Fakat insan tarikata girdikten sonra bunlardan uzaklaştığını görüp hissettiği için Allah’a çok şükür ve hamd etmesi lazımdır. Çünkü Cenab-ı Hak bu tarikatı aliyi kendisine nasip edip kurtuluşuna sebep kılmıştır.

İnsanın tarikatın kıymetini bilip verilen vazifelere devam etmesi, atalet göstermemesi lazımdır ki Allah-u Teala vermiş olduğu nimetleri geri almasın. Rabbü’l-alemin verdiği nimetin kıymetini bilmeyenlerin elinden alır. Nasıl ki Allah-u Teala bir yerden insana rızkını verdi mi, ona riayet edip o işe sarılması lazımdır ki işini kaybetmesin, Rabbü’l-alemin onun rızkını kesmesin.

İşte Allah yolu da aynen böyledir. İnsan bir yerden bir menfaat görürse ona devam etmesi lazımdır ki Allah-u Teala elinden almasın. Buna göre kişi Müslümanlığını ziyadeleştirmesi, günahlardan kendini daha çok muhafaza etmesi, Allah emrine karşı gelmekten kendini daha koruması, Allah’ın vermiş olduğu nimetleri unutmaması, amellerinde gevşeklik yapmayıp bilakis onu günden güne ziyadeleştirmesi icap eder.

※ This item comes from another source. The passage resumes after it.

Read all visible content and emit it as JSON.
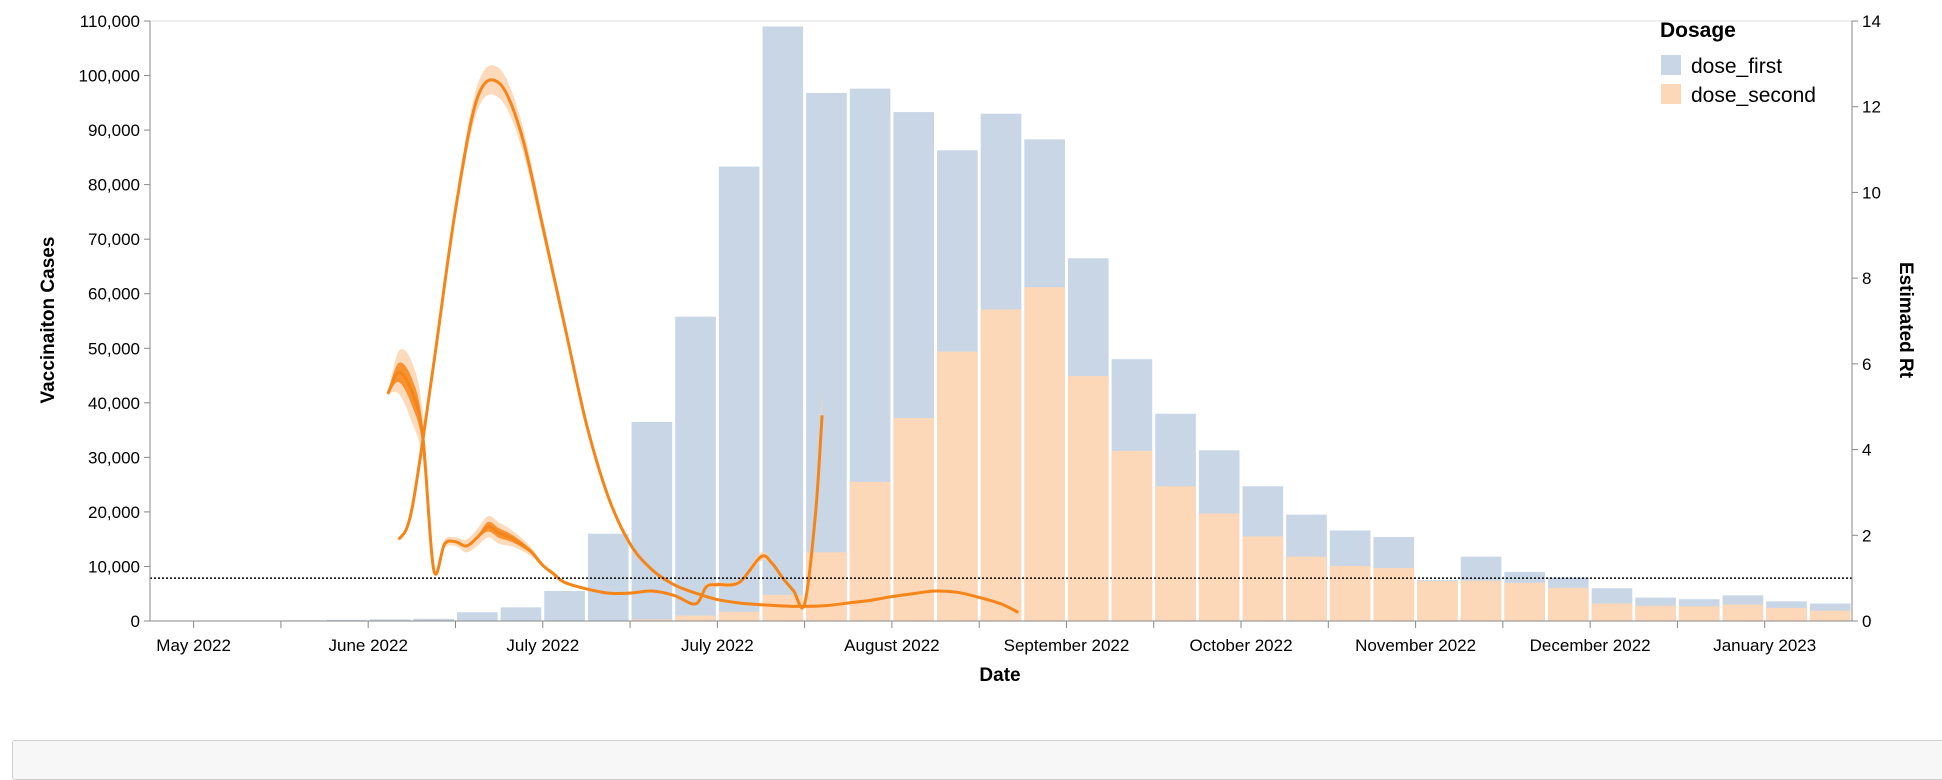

Muhabbetin artması için ne lazımsa onu yapmak, tembellik etmemek gerekir. İnsanın Müslüman kardeşlerini kaybetmemesi ve Allah bahsi, sadatın sohbeti yapıldığı yerlerde dolaşması lazımdır.

Bir gün Gavs (K.S.A) sohbetinde buyurdu : “Bir yerde bir cemaat oldu mu hemen melaike oraya gelir, bakarlar. Şayet Allah bahsi yapılıyorsa onlar dualarda bulunurlar. Yok eğer Allah bahsi yapılmıyorsa o cemaatten nefret ederek, (Eğer siz Allah’a kul olsaydınız, O’nun bahsini yapardınız. Eğer siz Allah aşığı olsaydınız maşukunuzu anardınız) der ve oradan uzaklaşırlar.”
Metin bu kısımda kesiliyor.